Dhaka's Daily Star newspaper described the polls as the deadliest in the
country's history, and said in an editorial that the Awami League won "a
predictable and hollow victory, which gives it neither a mandate nor an
ethical standing to govern effectively."

It also was critical of the opposition's role in fueling violence.

"Political parties have the right to boycott elections. They also have the
right to motivate people to side with their position," it said. "But what
is unacceptable is using violence and intimidation to thwart an election."
III.
http://www.reuters.com/article/2014/01/06/us-bangladesh-election-idUSBREA0301N20140106
Bangladesh PM says new polls depend on opposition ending violence

BY NANDITA BOSE AND SERAJUL QUADIR

DHAKA Mon Jan 6, 2014 10:50am EST

(Reuters) - A day after rolling to victory in an election boycotted by the
main opposition and plagued by deadly unrest, Bangladesh's Prime Minister
Sheikh Hasina held to her stance that fresh polls could be called only if
her rivals halt violence.

With the opposition already having called a 48-hour strike and seven people
killed in clashes on Monday, the crisis showed no sign of easing, risking
further unrest and damage to the $22 billion garment industry that accounts
for 80 percent of exports.

Hasina's Awami League ended with more than two-thirds of seats in a contest
that was shunned by international observers as flawed and derided as a
farce by the opposition Bangladesh Nationalist Party (BNP). With fewer than
half the seats contested, the outcome was never in doubt.

"An election can happen any time when BNP comes for a dialogue, but they
must stop violence," Hasina, 64, said on the lawn at her official residence.

Many BNP leaders are in jail or in hiding, and party chief Begum Khaleda
Zia says she is under virtual house arrest, which the government denies.
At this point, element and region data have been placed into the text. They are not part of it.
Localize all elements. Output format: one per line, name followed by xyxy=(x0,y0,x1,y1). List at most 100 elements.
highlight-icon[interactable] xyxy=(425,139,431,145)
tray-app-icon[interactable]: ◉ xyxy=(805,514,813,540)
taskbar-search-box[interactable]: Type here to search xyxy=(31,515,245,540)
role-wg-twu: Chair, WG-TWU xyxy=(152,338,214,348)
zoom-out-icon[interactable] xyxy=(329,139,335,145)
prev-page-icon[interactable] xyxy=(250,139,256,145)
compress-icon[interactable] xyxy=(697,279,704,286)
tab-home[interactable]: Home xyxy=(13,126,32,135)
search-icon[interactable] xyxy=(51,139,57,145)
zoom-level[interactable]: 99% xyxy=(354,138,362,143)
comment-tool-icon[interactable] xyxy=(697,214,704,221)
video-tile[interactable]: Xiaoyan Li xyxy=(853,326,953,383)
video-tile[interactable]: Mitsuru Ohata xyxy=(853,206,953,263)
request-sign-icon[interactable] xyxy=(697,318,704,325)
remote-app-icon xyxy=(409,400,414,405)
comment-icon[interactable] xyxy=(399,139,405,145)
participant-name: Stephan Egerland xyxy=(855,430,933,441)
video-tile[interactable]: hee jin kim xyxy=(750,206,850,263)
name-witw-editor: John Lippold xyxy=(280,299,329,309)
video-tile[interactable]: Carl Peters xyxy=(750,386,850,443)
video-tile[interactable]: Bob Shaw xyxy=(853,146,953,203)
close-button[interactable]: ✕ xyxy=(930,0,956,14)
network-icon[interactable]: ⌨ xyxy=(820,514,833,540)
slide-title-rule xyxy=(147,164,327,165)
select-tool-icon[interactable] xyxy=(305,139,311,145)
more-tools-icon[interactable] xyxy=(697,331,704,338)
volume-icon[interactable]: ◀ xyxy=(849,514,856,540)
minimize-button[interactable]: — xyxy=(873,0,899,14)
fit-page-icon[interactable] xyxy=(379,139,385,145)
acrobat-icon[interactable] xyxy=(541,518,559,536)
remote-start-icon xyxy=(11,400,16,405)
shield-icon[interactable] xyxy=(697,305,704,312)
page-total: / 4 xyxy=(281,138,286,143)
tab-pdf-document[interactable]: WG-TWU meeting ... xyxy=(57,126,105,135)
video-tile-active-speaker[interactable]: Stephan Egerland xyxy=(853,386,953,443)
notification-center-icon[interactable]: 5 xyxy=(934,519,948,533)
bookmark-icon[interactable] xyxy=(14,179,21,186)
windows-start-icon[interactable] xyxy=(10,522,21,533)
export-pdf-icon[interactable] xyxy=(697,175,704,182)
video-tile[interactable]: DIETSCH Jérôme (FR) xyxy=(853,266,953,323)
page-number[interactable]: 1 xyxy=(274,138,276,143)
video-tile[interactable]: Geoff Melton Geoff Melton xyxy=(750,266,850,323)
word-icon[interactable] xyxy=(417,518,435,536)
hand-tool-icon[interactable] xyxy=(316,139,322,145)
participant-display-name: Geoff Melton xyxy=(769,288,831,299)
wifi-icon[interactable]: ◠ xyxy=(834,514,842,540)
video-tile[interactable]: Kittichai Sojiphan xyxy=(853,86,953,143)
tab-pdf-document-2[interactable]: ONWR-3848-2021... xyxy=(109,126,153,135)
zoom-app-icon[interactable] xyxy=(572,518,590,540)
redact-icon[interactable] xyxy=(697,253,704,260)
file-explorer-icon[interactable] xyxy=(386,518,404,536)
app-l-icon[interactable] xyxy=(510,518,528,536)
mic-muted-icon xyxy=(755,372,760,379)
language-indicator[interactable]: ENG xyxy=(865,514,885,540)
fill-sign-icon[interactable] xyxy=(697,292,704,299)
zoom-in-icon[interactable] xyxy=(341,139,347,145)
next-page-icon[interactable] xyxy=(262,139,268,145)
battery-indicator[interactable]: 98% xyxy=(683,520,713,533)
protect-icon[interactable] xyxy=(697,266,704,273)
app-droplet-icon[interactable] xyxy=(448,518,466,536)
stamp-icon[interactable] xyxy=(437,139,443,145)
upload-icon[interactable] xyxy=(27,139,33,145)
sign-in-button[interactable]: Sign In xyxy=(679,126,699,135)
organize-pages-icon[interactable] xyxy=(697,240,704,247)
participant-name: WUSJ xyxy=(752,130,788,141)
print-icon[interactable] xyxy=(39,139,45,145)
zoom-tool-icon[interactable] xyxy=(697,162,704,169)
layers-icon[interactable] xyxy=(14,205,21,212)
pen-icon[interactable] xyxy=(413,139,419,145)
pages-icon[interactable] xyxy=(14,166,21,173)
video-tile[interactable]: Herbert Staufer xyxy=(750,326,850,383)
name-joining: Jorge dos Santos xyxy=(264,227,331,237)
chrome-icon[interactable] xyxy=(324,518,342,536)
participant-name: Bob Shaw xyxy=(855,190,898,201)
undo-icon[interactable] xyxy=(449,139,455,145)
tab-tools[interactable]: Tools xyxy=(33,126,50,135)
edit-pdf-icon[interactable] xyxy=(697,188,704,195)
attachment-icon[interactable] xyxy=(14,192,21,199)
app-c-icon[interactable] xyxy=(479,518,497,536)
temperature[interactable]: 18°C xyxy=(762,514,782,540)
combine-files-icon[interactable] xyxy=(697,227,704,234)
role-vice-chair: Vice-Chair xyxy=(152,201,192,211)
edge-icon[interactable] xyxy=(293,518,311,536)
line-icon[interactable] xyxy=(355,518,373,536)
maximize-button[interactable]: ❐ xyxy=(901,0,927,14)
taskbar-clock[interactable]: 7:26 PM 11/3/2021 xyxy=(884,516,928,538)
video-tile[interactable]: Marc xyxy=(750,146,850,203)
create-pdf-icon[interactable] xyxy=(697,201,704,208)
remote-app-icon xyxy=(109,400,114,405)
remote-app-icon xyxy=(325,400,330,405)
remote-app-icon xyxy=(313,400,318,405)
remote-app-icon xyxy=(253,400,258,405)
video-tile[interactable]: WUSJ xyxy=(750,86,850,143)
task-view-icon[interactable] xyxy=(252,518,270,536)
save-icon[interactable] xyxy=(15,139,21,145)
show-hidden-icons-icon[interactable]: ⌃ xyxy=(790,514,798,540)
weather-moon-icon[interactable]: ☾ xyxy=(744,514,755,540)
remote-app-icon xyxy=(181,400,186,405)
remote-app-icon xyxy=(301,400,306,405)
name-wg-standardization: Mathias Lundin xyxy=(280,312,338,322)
"The ongoing crisis will not be resolved by keeping me virtually confined
to my house and carrying out oppression on the opposition," Khaleda said in
a statement on Monday calling for the poll to be scrapped and a new
election called.

Hasina and Khaleda, 68, are bitter rivals who have alternated as prime
minister for all but two of the past 22 years.

ROBUST GROWTH

Ataur Rahman, a professor of political science at Dhaka University, said
the standoff imperils the momentum of five years of robust growth in the
impoverished nation of 160 million.

The economy grew six percent in the fiscal year that ended in June, and
multilateral agencies expect growth of 5.5 to 5.8 percent in the current
year.

"The longer the impasse, the longer Bangladesh suffers," Rahman said. "And
unfortunately everyone understands this other than our two top leaders."

The BNP denounces Hasina's scrapping of the practice of having a caretaker
government oversee elections. The Awami League says the interim government
system has proved a failure.

With the BNP on the sidelines and voters worried about violence, turnout
was expected to have been low.

An election official, who declined to be identified because the figure was
not final, told Reuters that turnout was nearly 40 percent. A monitoring
organization, the Election Working Group, had put turnout at 30 percent,
according to the Dhaka Tribune.

In the last election, in 2008, a record 83 percent of voters cast ballots.
In a 1996 election boycotted by the Awami League, 21 percent voted.

The European Union, a duty free market for nearly 60 percent of
Bangladesh's garment exports, refused to send election observers, as did
the United States and the Commonwealth, a grouping of 53 mainly former
British colonies.

"It is ... disappointing that voters in more than half the constituencies
did not have the opportunity to express their will at the ballot box and
that turnout in most other constituencies was low," Sayeeda Warsi, a senior
British Foreign Office minister, said in a statement.

Five people were killed on the outskirts of Dhaka on Monday in a clash
between supporters, with two more fatalities in rural areas, continuing a
spate of violence that saw 18 people killed during polling on Sunday and
more than 100 in the run-up to the election.